Personal information
- Date of birth: 16 October 1930
- Place of birth: Wallasey, England
- Date of death: 7 February 2023 (aged 92)
- Height: 6 ft 2 in (1.87 m)
- Position: Goalkeeper

Senior career*
- Years: Team / Apps / (Gls)
- Harrowby
- 1950–1951: New Brighton
- 1951–1952: Clitheroe
- 1952–1959: Leeds United / 196 / (0)
- Total:  / 196 / (0)

= Royden Wood =

English footballer (1930–2023)

Royden Wood (16 October 1930 – 7 February 2023) was an English footballer who played as a goalkeeper, notably for Leeds United.

==Early life==
Wood was born in Wallasey on 16 October 1930. During World War Two, he served with the RAF in the Far East. Wood also played cricket.

==Career==
Having played for West Cheshire League side Harrowby as a youngster, Wood joined Football League Third Division North side New Brighton in the 1950–51 season, shortly before the club were expelled from the Football League. After holding multiple jobs in the North West of England, including loading lorries in Oxton in Birkenhead, he joined Lancashire Combination side Clitheroe in 1951, before being signed by Football League Second Division side Leeds United in May 1952.

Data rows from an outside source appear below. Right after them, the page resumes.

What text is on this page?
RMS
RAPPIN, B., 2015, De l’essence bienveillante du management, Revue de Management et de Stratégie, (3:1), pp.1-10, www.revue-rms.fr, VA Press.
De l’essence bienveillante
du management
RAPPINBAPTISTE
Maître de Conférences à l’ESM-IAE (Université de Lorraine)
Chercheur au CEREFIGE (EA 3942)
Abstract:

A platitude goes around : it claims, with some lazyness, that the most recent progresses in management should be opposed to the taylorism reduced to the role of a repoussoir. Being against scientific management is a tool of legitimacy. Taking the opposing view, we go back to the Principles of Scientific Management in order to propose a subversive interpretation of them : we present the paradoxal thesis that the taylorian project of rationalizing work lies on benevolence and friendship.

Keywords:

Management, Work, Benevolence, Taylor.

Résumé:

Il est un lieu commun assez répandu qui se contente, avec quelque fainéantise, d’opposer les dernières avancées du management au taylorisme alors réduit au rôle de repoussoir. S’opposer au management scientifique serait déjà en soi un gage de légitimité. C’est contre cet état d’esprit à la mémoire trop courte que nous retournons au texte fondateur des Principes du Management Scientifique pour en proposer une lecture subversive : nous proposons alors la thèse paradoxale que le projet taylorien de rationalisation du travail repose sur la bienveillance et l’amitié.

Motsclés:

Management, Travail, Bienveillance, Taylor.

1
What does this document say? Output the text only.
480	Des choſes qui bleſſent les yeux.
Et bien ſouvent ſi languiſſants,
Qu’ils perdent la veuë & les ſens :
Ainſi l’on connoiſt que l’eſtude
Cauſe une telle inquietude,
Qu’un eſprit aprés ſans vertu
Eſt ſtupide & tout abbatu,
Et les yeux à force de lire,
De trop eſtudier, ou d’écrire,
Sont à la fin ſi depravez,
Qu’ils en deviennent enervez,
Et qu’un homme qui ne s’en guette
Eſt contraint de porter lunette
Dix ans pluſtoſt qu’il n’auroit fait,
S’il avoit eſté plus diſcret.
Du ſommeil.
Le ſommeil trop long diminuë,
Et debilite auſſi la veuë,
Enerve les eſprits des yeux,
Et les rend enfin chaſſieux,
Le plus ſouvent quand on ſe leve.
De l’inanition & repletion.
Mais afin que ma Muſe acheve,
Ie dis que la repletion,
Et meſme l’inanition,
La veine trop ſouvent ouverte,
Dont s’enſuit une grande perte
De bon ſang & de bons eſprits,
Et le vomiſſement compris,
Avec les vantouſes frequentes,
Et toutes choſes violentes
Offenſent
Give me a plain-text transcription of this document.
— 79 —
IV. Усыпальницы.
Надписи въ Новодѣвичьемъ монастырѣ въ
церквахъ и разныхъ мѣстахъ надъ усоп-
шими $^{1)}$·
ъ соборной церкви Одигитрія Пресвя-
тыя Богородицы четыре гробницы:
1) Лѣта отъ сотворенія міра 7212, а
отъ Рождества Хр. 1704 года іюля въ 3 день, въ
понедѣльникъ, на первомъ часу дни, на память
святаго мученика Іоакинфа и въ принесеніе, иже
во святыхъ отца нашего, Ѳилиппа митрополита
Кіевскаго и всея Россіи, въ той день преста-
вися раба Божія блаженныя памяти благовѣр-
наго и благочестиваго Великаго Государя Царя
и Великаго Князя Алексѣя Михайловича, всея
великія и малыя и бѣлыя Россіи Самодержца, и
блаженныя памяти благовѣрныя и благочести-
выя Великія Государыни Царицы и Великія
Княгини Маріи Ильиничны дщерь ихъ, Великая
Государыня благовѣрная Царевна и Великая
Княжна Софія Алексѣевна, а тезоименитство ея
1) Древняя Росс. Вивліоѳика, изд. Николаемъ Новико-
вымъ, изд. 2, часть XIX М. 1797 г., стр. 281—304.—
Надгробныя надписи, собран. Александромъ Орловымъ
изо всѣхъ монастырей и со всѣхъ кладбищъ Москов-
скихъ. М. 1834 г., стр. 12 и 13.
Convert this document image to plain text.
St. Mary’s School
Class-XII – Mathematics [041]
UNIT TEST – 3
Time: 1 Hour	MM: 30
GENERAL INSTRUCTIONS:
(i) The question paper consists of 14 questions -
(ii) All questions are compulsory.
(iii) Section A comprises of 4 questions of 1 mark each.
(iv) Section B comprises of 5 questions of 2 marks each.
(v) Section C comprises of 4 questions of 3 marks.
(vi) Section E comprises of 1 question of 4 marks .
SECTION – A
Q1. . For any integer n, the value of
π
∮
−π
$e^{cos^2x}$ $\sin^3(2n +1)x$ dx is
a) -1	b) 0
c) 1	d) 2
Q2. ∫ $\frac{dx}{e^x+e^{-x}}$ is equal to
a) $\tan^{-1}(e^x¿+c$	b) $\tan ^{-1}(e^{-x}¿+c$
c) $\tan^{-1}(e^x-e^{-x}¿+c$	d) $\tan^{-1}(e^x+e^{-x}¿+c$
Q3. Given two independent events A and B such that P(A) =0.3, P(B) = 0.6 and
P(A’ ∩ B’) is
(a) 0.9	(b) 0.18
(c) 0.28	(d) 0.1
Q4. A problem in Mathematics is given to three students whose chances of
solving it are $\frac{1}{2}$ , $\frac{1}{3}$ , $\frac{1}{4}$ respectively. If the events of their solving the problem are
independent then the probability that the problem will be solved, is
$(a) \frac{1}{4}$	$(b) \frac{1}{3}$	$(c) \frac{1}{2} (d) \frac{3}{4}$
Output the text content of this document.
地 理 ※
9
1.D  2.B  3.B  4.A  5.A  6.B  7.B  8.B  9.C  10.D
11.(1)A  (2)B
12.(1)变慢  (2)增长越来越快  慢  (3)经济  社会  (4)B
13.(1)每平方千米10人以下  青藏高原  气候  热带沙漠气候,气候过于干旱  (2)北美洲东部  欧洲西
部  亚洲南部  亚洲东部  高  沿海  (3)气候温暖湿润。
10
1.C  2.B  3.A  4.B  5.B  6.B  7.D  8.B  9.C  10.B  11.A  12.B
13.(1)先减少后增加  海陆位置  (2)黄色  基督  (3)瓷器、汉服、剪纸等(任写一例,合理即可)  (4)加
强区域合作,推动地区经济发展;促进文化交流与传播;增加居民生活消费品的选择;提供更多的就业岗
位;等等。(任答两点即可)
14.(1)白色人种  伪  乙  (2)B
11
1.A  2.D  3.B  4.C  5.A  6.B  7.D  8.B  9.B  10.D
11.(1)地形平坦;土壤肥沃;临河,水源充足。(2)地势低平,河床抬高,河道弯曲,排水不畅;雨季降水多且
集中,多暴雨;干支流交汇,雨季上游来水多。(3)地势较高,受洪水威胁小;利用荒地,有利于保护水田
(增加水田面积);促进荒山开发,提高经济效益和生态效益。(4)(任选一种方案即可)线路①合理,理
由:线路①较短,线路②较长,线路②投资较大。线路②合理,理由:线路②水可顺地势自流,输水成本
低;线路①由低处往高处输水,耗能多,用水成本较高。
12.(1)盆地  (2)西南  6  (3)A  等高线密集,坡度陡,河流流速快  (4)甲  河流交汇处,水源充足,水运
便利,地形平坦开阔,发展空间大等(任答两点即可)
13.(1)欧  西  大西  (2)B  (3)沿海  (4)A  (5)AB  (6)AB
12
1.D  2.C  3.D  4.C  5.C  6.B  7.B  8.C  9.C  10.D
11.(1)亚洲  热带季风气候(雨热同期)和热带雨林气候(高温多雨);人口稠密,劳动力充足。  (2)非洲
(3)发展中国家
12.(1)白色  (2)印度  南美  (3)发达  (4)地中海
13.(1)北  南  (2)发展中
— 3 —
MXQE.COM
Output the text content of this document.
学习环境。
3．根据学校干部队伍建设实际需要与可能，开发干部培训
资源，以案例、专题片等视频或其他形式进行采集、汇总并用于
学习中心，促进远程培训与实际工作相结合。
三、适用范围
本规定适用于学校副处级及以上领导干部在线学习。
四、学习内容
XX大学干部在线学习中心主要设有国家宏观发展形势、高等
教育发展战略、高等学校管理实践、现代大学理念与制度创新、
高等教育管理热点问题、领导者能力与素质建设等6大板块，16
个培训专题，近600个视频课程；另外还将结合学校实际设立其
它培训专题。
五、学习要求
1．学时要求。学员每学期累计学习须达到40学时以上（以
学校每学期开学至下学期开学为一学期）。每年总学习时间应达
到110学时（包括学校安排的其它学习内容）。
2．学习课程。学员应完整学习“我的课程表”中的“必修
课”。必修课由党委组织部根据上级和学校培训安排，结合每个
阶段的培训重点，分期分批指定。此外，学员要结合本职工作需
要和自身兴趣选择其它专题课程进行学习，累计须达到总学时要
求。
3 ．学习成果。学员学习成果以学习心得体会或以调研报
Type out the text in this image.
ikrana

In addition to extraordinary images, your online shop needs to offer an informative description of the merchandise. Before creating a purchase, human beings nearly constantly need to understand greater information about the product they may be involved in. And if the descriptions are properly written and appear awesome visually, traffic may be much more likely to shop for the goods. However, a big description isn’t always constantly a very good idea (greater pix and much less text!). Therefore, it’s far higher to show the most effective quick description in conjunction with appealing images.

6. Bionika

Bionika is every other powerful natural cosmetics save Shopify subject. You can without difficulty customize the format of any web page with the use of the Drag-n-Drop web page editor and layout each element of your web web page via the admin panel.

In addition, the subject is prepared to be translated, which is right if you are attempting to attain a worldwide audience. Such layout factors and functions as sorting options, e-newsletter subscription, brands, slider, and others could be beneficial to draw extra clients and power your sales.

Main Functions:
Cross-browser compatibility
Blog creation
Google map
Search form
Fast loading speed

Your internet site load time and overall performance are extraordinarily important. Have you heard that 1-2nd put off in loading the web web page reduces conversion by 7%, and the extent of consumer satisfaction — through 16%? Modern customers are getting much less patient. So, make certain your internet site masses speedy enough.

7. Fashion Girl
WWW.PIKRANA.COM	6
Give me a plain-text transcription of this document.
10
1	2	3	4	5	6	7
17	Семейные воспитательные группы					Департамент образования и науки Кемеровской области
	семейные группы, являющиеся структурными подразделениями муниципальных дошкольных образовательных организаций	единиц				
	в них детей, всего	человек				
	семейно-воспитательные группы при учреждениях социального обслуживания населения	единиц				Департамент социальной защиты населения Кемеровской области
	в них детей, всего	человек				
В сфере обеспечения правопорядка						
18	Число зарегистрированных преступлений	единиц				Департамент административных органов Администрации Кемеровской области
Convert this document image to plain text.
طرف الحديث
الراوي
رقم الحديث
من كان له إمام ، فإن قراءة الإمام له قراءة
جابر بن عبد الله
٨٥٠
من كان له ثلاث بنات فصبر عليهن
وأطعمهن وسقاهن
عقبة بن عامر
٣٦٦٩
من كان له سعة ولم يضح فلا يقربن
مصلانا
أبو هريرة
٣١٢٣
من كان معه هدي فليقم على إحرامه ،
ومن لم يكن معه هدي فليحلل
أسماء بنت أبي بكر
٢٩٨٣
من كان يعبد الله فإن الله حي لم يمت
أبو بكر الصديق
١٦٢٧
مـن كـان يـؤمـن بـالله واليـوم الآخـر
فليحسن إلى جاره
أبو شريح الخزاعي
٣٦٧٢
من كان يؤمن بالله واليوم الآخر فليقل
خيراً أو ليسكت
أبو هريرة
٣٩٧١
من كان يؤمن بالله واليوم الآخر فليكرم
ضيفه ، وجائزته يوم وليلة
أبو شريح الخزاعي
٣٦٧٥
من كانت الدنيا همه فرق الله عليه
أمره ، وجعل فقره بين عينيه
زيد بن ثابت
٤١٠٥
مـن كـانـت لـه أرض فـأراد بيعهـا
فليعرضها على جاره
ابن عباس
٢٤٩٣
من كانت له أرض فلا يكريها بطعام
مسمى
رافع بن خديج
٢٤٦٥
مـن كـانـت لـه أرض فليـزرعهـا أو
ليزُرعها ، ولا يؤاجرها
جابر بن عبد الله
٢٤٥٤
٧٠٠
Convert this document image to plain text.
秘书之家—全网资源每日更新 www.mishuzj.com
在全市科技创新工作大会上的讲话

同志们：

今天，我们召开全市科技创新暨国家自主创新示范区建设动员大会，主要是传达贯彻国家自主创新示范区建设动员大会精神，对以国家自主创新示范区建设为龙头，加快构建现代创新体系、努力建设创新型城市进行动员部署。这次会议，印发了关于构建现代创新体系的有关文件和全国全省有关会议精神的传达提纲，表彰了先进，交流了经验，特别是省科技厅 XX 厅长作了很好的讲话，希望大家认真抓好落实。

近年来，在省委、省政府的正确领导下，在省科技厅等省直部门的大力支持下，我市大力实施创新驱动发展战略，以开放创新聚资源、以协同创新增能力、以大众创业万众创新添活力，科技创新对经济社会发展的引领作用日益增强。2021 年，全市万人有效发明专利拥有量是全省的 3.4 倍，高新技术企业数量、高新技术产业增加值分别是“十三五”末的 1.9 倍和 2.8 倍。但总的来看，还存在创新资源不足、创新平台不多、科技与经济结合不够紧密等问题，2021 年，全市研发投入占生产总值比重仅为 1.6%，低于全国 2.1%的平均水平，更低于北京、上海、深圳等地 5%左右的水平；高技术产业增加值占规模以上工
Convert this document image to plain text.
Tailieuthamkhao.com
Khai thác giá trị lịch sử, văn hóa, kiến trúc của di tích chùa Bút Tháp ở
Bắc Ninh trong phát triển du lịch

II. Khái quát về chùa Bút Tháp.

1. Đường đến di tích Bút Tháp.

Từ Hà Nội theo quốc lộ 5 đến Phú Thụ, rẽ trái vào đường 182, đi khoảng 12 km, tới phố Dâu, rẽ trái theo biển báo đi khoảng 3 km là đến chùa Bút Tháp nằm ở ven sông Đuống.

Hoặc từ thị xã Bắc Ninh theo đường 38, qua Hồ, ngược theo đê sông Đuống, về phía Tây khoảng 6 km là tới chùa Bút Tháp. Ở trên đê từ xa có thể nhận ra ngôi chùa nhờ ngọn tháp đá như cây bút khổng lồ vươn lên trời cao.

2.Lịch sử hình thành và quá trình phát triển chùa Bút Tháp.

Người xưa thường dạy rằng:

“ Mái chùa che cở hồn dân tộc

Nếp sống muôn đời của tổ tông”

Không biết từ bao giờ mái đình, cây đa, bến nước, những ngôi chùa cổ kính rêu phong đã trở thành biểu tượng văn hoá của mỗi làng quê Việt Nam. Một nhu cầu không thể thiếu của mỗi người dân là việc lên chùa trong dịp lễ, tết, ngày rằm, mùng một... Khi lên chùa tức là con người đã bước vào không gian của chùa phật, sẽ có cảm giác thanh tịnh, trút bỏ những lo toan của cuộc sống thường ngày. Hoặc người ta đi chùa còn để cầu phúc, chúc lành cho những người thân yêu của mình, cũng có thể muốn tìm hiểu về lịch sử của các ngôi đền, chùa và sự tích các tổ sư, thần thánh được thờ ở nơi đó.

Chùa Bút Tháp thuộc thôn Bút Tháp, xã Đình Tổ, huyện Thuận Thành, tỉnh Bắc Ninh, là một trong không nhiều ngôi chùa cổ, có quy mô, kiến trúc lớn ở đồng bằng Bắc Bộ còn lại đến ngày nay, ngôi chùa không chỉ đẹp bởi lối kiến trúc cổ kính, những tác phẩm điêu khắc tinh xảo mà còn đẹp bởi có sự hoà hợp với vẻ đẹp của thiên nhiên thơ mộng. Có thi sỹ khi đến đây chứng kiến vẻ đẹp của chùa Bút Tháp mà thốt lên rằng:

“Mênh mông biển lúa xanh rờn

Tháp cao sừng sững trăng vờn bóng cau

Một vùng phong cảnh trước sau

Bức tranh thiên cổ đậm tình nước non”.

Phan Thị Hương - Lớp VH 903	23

Wood made his debut for Leeds United on 24 October 1953 in a match against Derby County, and went on to make 203 appearances in total for the club, 116 of which came in the First Division, the top tier of English football, following Leeds' promotion in 1956. He retired in 1959 at the age of 28.

==Style of play==
Wood played as a goalkeeper. He was known for his athleticism and acrobatic displays.

==Retirement and death==
Following his retirement in 1959, Wood became the manager of a betting shop and was a member of Professional Footballers' Association management committee.

Wood died in February 2023, at the age of 92.